見到帶頭的趙似臉色緩和,絡腮胡連忙求饒道:“大官人,我可是什麽都說了,隻求饒命啊!”
這夥人太凶了,一個照麵就把自己三個同伴砍翻,現在已經是死得不能再死。自己能活下來,還是他們想知道情況。
剛才他也知道這點,還想咬著牙熬一熬。
偏偏眼前這個大官人,年紀不大,卻心狠地緊,上來就用傷口裏撒鹽這一招。
真熬不住啊!自個又不是鐵打銅鑄的。
更可怕的是眼光極其敏銳,自己也想不明白,到底哪裏露出破綻,居然被他識破自己認識高大郎。
現在招完了,又要擔心人家會不會滅口。
俺怎麽這麽命苦啊。
絡腮胡子轉過頭來,滿目可憐,一臉祈求地看向岑猛。
“你叫什麽名字?”岑猛不動聲色地問道。
“小的叫柳傳峰,江湖上的兄弟們抬舉,給了個活閃婆的綽號。”
柳傳峰是個機靈人,忙不迭地把自己的外號叫出來,好讓曾經在江湖混過的岑猛多幾分同情心,高抬貴手。
“那你知道今天得罪的大官人是誰嗎?”
“誰?”
“任俠好義小簡王。俺也早就從良,投了禁軍,現在簡王府做護衛。”
“仁——俠俠俠好——義小——簡簡——王。”柳傳峰結結巴巴地把這個名字說全。
此時的他,這才知道自己惹上了天大的麻煩,摻和到了絕不該涉及的大事裏。
“小...的...咕咕...”柳傳峰喉嚨裏發出幾聲怪叫,再也說不出話來。
“柳傳峰,你進院子前,應該打聽過徐二貴的底細吧?”趙似突然問道。
柳傳峰猛地抬頭,看清楚趙似的神情,像是撈到了一根救命稻草,連連點頭。
“打聽過,有不少消息。”
“說!”趙似隻是淡淡地說了一個字。
柳傳峰吞了一口口水,還想討價還價,可是看到趙似平靜如水的臉,嚇得一哆嗦,一股腦兒全說出來了。
“徐二貴有三兄弟,大兄徐大貴早幾年就病故了。小時候家裏把一個弟弟送去大戶人家做伴隨...徐二貴早幾年成了家,有個四五歲的兒子...聽鄰居說,徐二貴在裏城某家酒樓做事。有人打聽,他總是很矜持地不肯明說。”
趙似冷然一笑,“動作挺快的。
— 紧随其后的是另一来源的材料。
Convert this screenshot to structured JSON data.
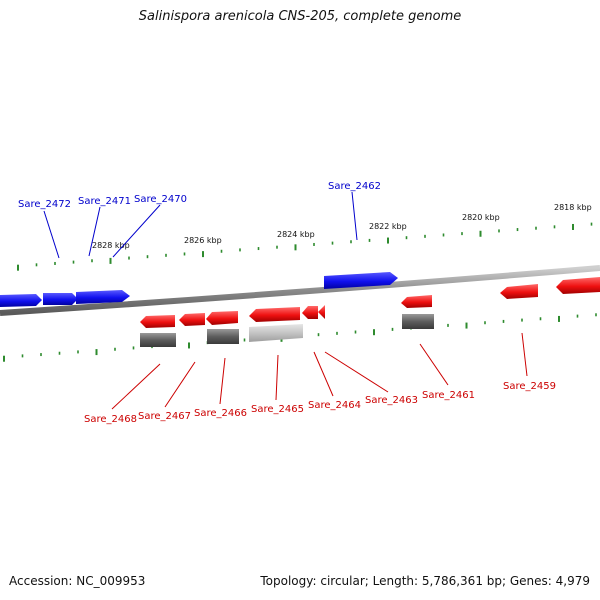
{
  "title": "Salinispora arenicola CNS-205, complete genome",
  "footer": {
    "accession": "Accession: NC_009953",
    "summary": "Topology: circular; Length: 5,786,361 bp; Genes: 4,979"
  },
  "colors": {
    "forward_gene": "#1a1aff",
    "reverse_gene": "#ff1a1a",
    "forward_label": "#0000cc",
    "reverse_label": "#cc0000",
    "ticks": "#2e8b2e",
    "backbone": "#808080"
  },
  "scale_labels": [
    "2828 kbp",
    "2826 kbp",
    "2824 kbp",
    "2822 kbp",
    "2820 kbp",
    "2818 kbp"
  ],
  "forward_genes": [
    "Sare_2472",
    "Sare_2471",
    "Sare_2470",
    "Sare_2462"
  ],
  "reverse_genes": [
    "Sare_2468",
    "Sare_2467",
    "Sare_2466",
    "Sare_2465",
    "Sare_2464",
    "Sare_2463",
    "Sare_2461",
    "Sare_2459"
  ]
}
徐同安是徐三貴,他還有個兄長徐二貴的消息剛出來沒多久,你們就把他的底細打聽出來了...”
說完,趙似指著柳傳峰對岑猛說道。
“俺答應過,這個柳傳峰歸你處置。”
趙似說完轉頭往正屋裏走,邊走邊說道:“大家找找,屋裏應該有徐二貴在哪家酒樓做事的線索。”
岑猛站在原地鬱悶了。
你答應過,什麽時候答應的,俺有問過嗎?
這個柳傳峰就是個麻煩事,殺了吧,就是不講道義了,自己良心過不去。不殺,又怕走漏了風聲。
嗯,走漏風聲?是啊,要是殿下擔心這廝走漏風聲,還會交給俺處理嗎?
殿下可不是心慈手軟的人物。
“先委屈下你,待會俺們離開後再放了你。”岑猛把柳傳峰捆了起來,再用布團堵上嘴。
“你是個聰明人,待會逃脫了知道怎麽說吧?”
岑猛期待著柳傳峰的回答,卻看到對麵這家夥眼珠子亂轉,許久不出聲,正要發火,發現自己把人家的嘴巴堵上了。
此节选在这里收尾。